The importance of music is generally overstated. People used to say on their myspace profiles things like: “music is my life” “i can't live without music” shit like that. Well I think they are full of shit. Things like “breathing is my life” or “i love all different kinds of water except country” would be more appropriate. For some people music really is a big deal, those people who are good at playing/composing it. But for other people who are good at listening to music? Fuck off. Music is a great tool of marketers, and indeed music is a [failing] business. Throughout the last half century music consumption was marketed and sold as a means towards coolness and establishment of a personal brand. Indeed music must be described as one of the greatest marketing successes of all time. A great deal of people partially if not completely define their very existence as a human being by their taste in music, which is, at the same time, a consumer good. No one ever defines themself by their choice in laundry detergent. “i love liquid detergent” or on the about me of their social networking profile “im really into hypoallergenic laundry powder” I don't hate music or anything, I often listen to it in the car, or when I am playing beer pong. I'm just saying, some people take it a bit seriously, like its some big fucking deal what kind of music you listen to.
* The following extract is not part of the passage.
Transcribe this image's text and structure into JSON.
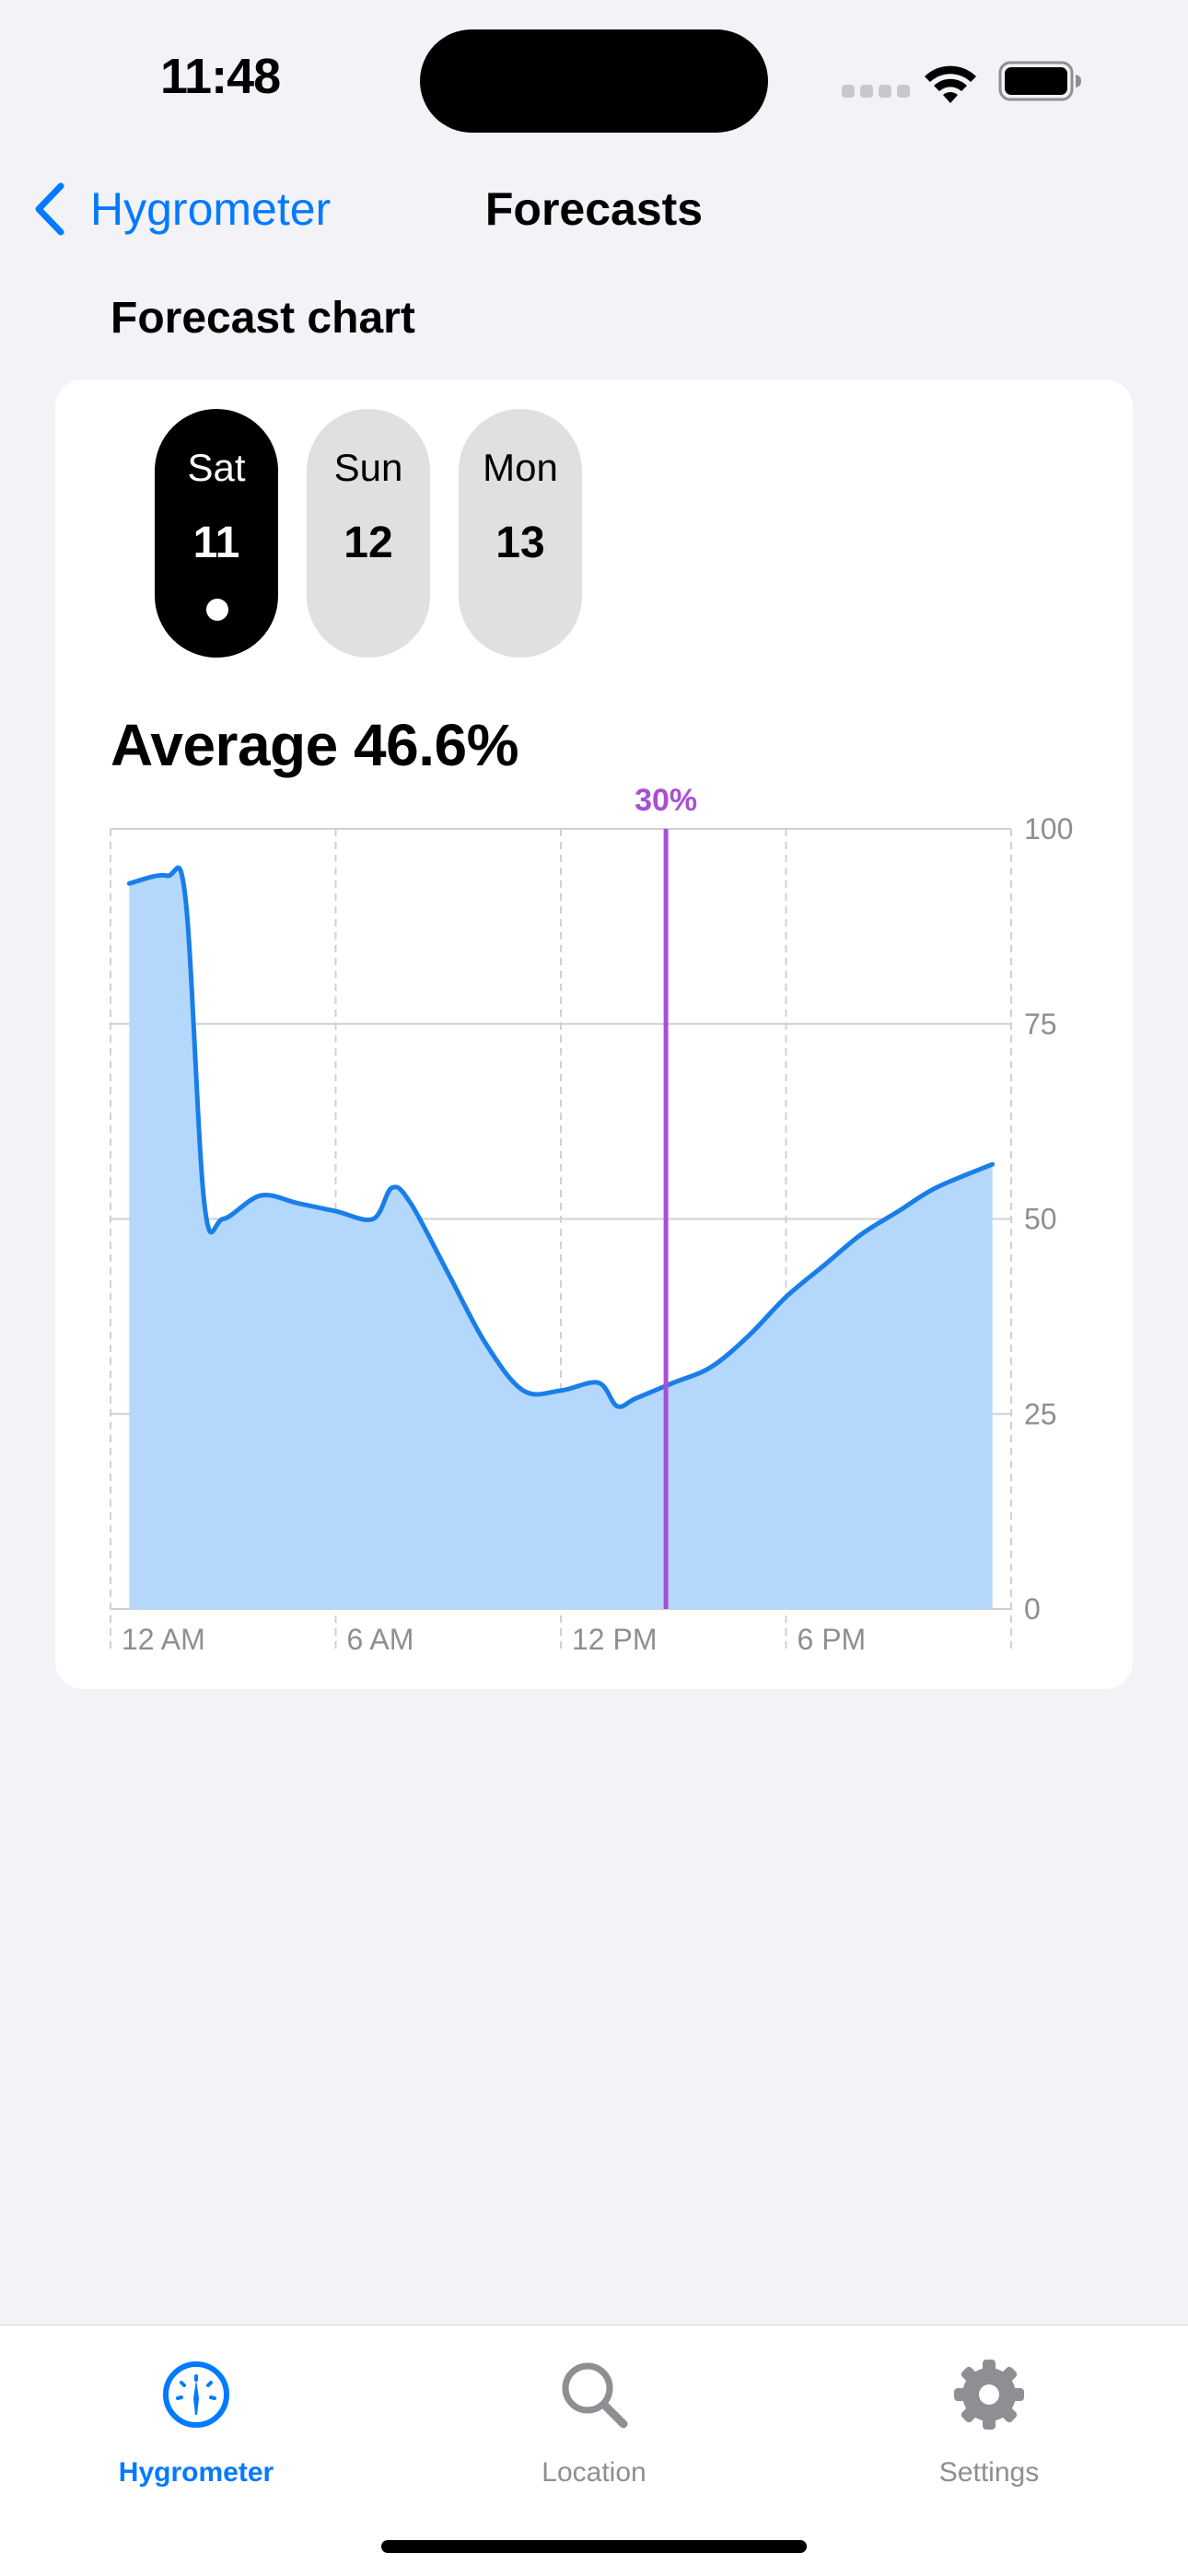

I care about as much about the coolness of music as I do about the coolness of socks. In fact getting all worked up about your personal taste in a consumer good is just silly. Sure it is important, but let's keep it all relevant. 


if u think your choice in music makes you cool, you actually look like this. With a matrix comic sans font. honestly. I dont even feel bad if music as a viable business fails, and there is no more mariah carey style 10000x platinum artists ever again. and fuck the rolling tones too. in fact i hope it does. no more music biz. just 3D movies, cable news and internet porn, the only choices for corporate entertainment.